If this is true, then NATO was snared in a trap of its own making. Having used hysterical propaganda about "250,000 dead Bosnians" and "genocide" to mobilize the public for intervention in the 1990s, it can hardly say "Oh, well, we made it all up," now — even though the quarter-million casualty count was debunked years ago.
How accurate is this perception, nurtured by Davutoglu and the Turkish media, that a lot of what has been happening in the Balkans lately is Turkey’s doing? Other sources seem to corroborate Hurriyet‘s story about the MAP. The notion that it was his tireless mediation that brought Belgrade around is just plain silly, though. Serbian president Tadic isn’t exactly know for his spine, and it wasn’t hard to flatter him into doing just about anything, including making Haris Silajdzic look good in an election year.
The Bubbling Cauldron
General elections in Bosnia are scheduled for October, and tensions are running high. Nearly fifteen years after the end of its (un)civil war, the country remains a bubbling cauldron of discontent. Croats are unhappy that they have very little say in state-level policy, and their numbers are dwindling. The Bosnian Serb Prime Minister, Milorad Dodik, openly says his goal is to make the Serb Republic "self-sufficient" and that he doesn’t care much what happens in Sarajevo, or in the Muslim-Croat Federation. Meanwhile, the Muslims are facing economic collapse. High taxes and corruption have driven many enterprises into the Serb Republic, leaving the bloated Federation government unable to fund itself. Worse yet, it cannot keep up the welfare payments. The IMF is offering generous loans to the country (2/3 of which are earmarked for the Federation), but demands welfare cutbacks in return. Earlier this month, though, angry war veterans rioted in Sarajevo over plans to reduce their pensions.
Stuck between political necessity and economic reality, the Muslim political establishment is playing the only card it has left: blaming the Serbs. Ethnic tensions are being ratcheted up on a daily basis. When the wartime head of the Bosnian (Muslim) Army, General Rasim Delic, passed away in mid-April, he was given a state funeral. Yet the presence of uniformed troops was not sanctioned by the Defense Ministry, and there are laws actually forbidding state funerals for convicted war criminals (Delic was convicted by the ICTY for mistreatment of prisoners). Adding insult to injury was the call by Sarajevo mayor Alija Behmen to ban the planned commemoration of the May 3, 1992 massacre of Yugoslav Army troops.
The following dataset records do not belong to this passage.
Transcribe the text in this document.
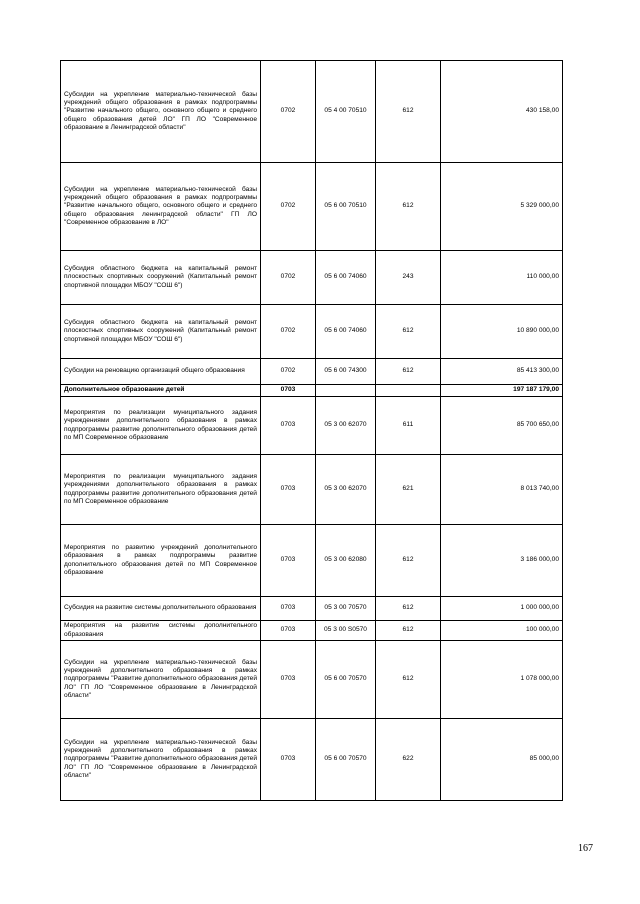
Субсидии на укрепление материально-технической базы учреждений общего образования в рамках подпрограммы "Развитие начального общего, основного общего и среднего общего образования детей ЛО" ГП ЛО "Современное образование в Ленинградской области"	0702	05 4 00 70510	612	430 158,00
Субсидии на укрепление материально-технической базы учреждений общего образования в рамках подпрограммы "Развитие начального общего, основного общего и среднего общего образования ленинградской области" ГП ЛО "Современное образование в ЛО"	0702	05 6 00 70510	612	5 329 000,00
Субсидия областного бюджета на капитальный ремонт плоскостных спортивных сооружений (Капитальный ремонт спортивной площадки МБОУ "СОШ 6")	0702	05 6 00 74060	243	110 000,00
Субсидия областного бюджета на капитальный ремонт плоскостных спортивных сооружений (Капитальный ремонт спортивной площадки МБОУ "СОШ 6")	0702	05 6 00 74060	612	10 890 000,00
Субсидии на реновацию организаций общего образования	0702	05 6 00 74300	612	85 413 300,00
Дополнительное образование детей	0703			197 187 179,00
Мероприятия по реализации муниципального задания учреждениями дополнительного образования в рамках подпрограммы развитие дополнительного образования детей по МП Современное образование	0703	05 3 00 62070	611	85 700 650,00
Мероприятия по реализации муниципального задания учреждениями дополнительного образования в рамках подпрограммы развитие дополнительного образования детей по МП Современное образование	0703	05 3 00 62070	621	8 013 740,00
Мероприятия по развитию учреждений дополнительного образования в рамках подпрограммы развитие дополнительного образования детей по МП Современное образование	0703	05 3 00 62080	612	3 186 000,00
Субсидия на развитие системы дополнительного образования	0703	05 3 00 70570	612	1 000 000,00
Мероприятия на развитие системы дополнительного образования	0703	05 3 00 S0570	612	100 000,00
Субсидии на укрепление материально-технической базы учреждений дополнительного образования в рамках подпрограммы "Развитие дополнительного образования детей ЛО" ГП ЛО "Современное образование в Ленинградской области"	0703	05 6 00 70570	612	1 078 000,00
Субсидии на укрепление материально-технической базы учреждений дополнительного образования в рамках подпрограммы "Развитие дополнительного образования детей ЛО" ГП ЛО "Современное образование в Ленинградской области"	0703	05 6 00 70570	622	85 000,00
167
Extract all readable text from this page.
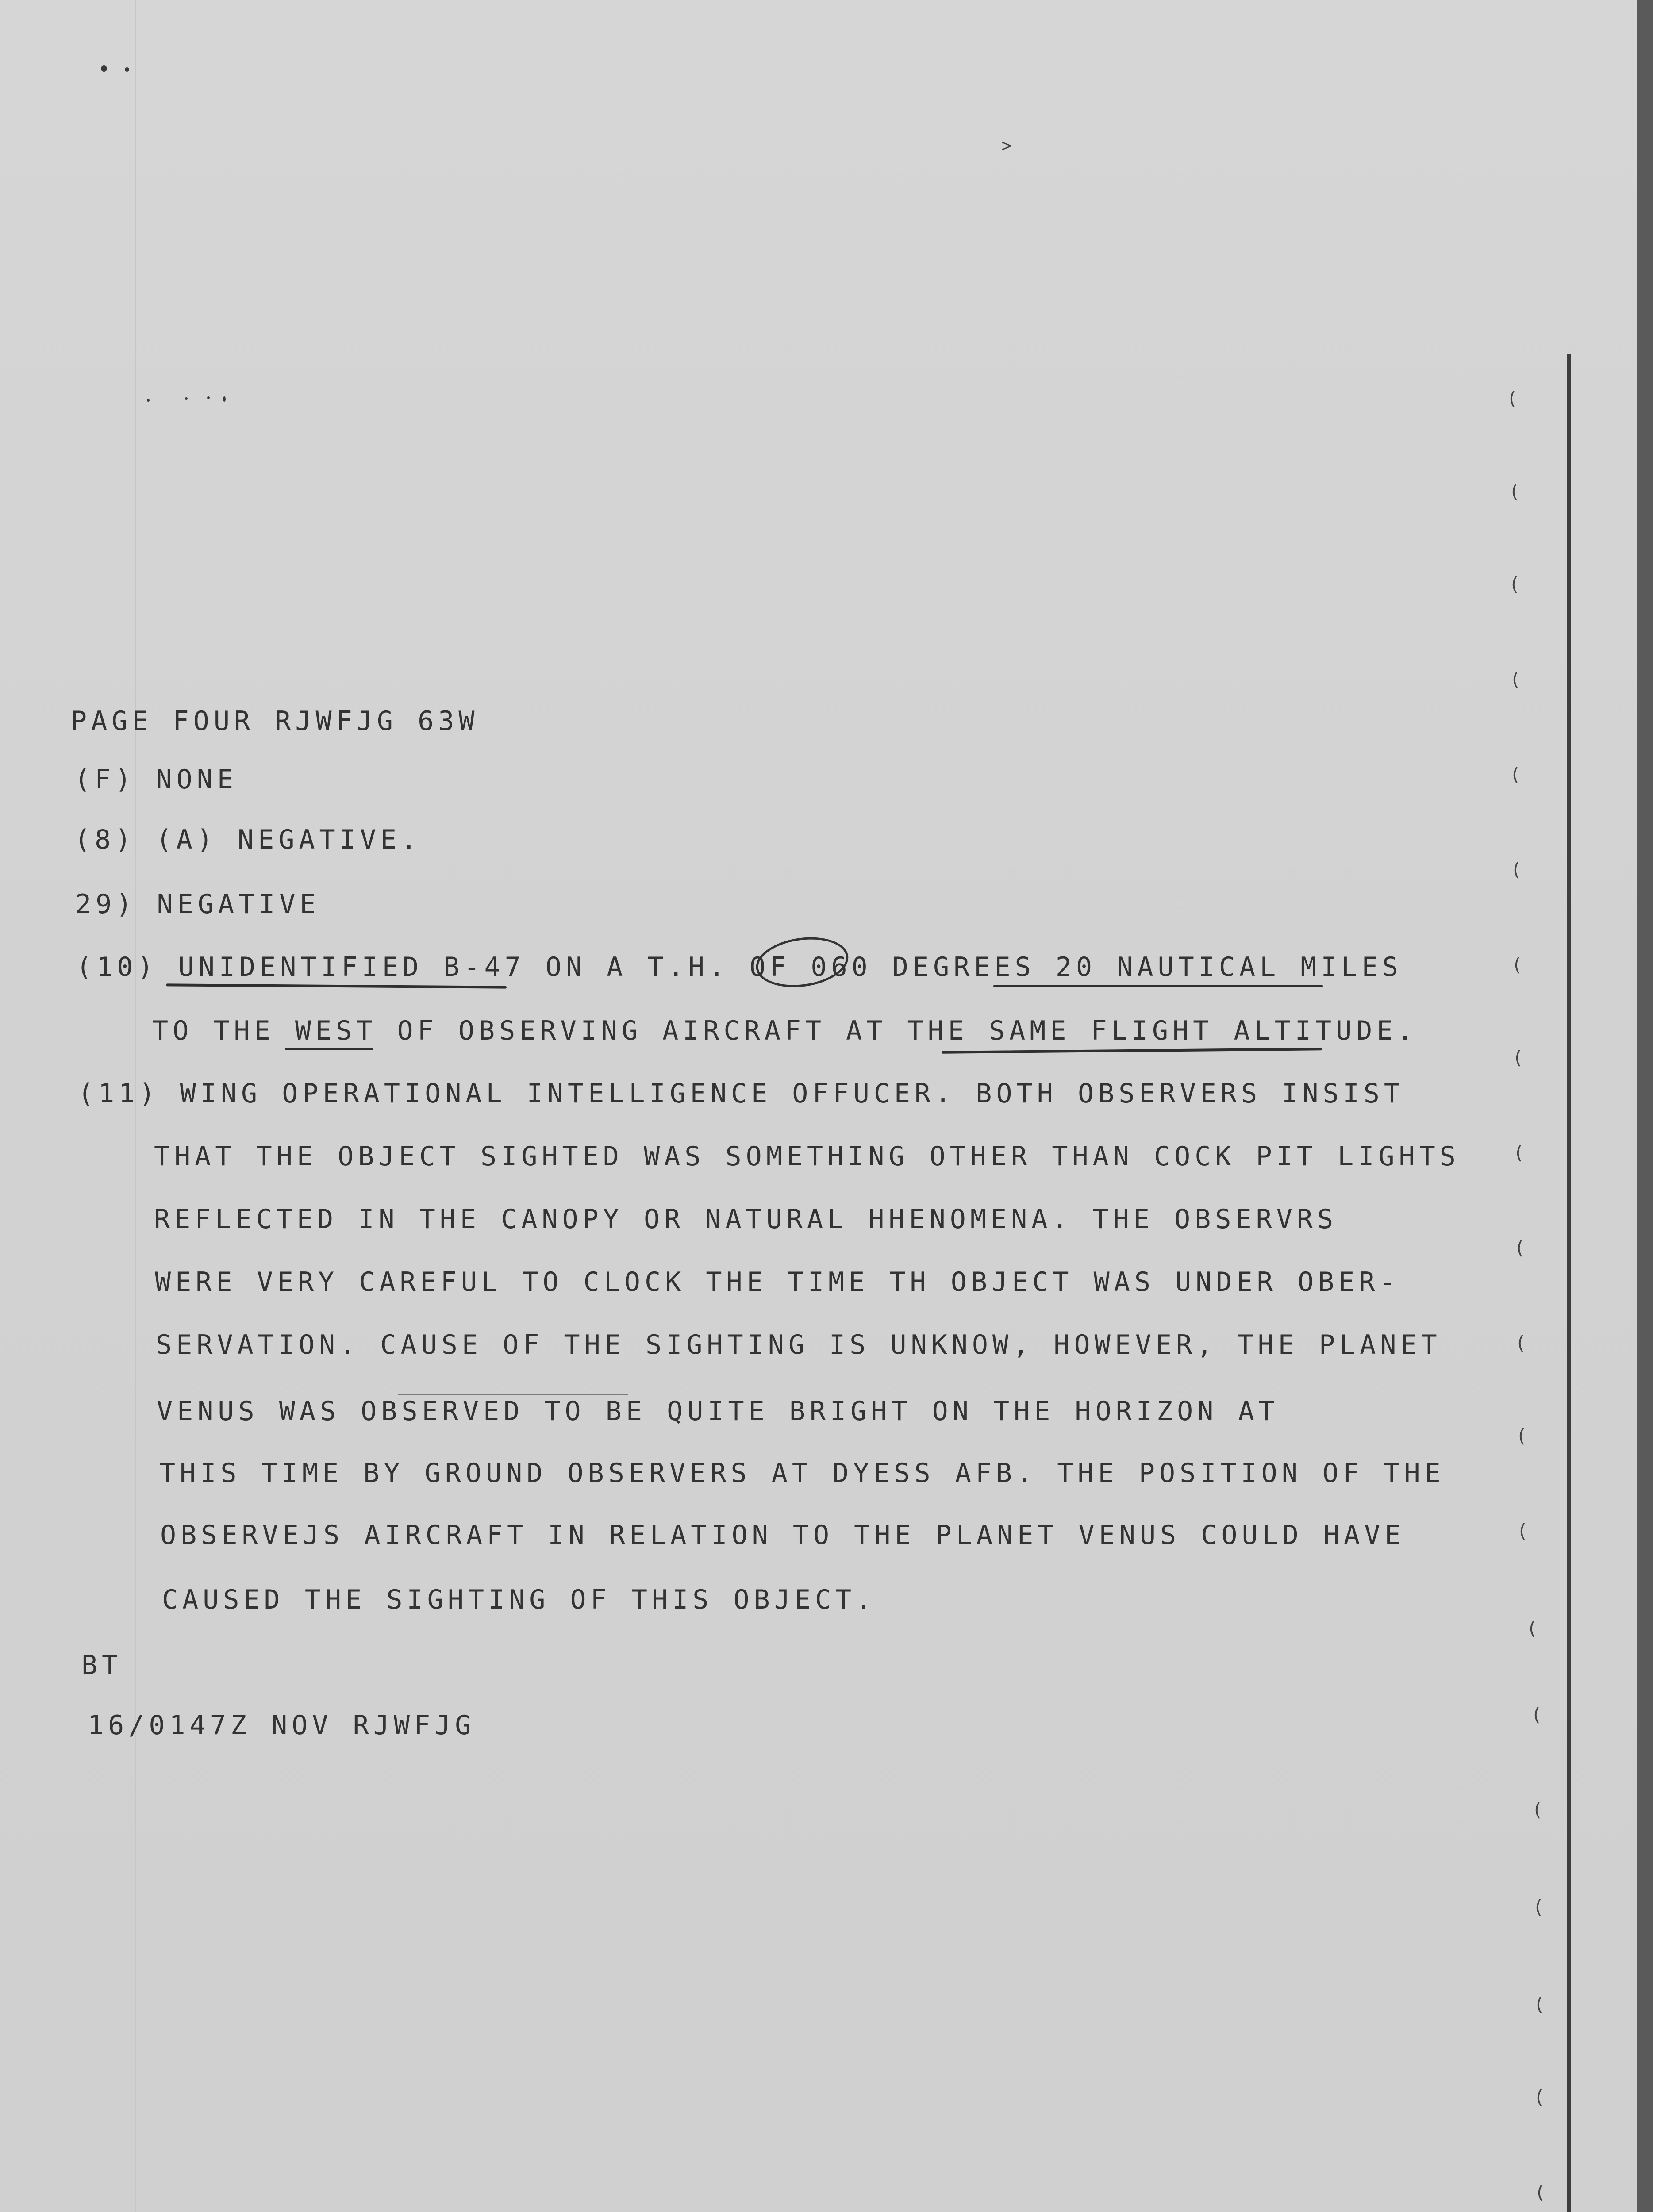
˃
(
(
(
(
(
(
(
(
(
(
(
(
(
(
(
(
(
(
(
(
PAGE FOUR RJWFJG 63W
(F) NONE
(8) (A) NEGATIVE.
29) NEGATIVE
(10) UNIDENTIFIED B-47 ON A T.H. OF 060 DEGREES 20 NAUTICAL MILES
TO THE WEST OF OBSERVING AIRCRAFT AT THE SAME FLIGHT ALTITUDE.
(11) WING OPERATIONAL INTELLIGENCE OFFUCER. BOTH OBSERVERS INSIST
THAT THE OBJECT SIGHTED WAS SOMETHING OTHER THAN COCK PIT LIGHTS
REFLECTED IN THE CANOPY OR NATURAL HHENOMENA. THE OBSERVRS
WERE VERY CAREFUL TO CLOCK THE TIME TH OBJECT WAS UNDER OBER-
SERVATION. CAUSE OF THE SIGHTING IS UNKNOW, HOWEVER, THE PLANET
VENUS WAS OBSERVED TO BE QUITE BRIGHT ON THE HORIZON AT
THIS TIME BY GROUND OBSERVERS AT DYESS AFB. THE POSITION OF THE
OBSERVEJS AIRCRAFT IN RELATION TO THE PLANET VENUS COULD HAVE
CAUSED THE SIGHTING OF THIS OBJECT.
BT
16/0147Z NOV RJWFJG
Behmen called the massacre a clash between the "legal forces of the Bosnian state and the Serb aggressors" and that a commemoration would be "revisionism."
The atmosphere in Sarajevo has become so poisonous that even the staunchest sympathizers of the Bosnian Muslims, who continue to believe in the myth of multiethnic Bosnia, have begun to harbor doubts.
So, with Ankara claiming credit for so many recent events in the Balkans, it would not be unreasonable to wonder to what extent is Turkey’s assertive "neo-Ottoman" policy responsible for stirring the volatile Bosnian pot.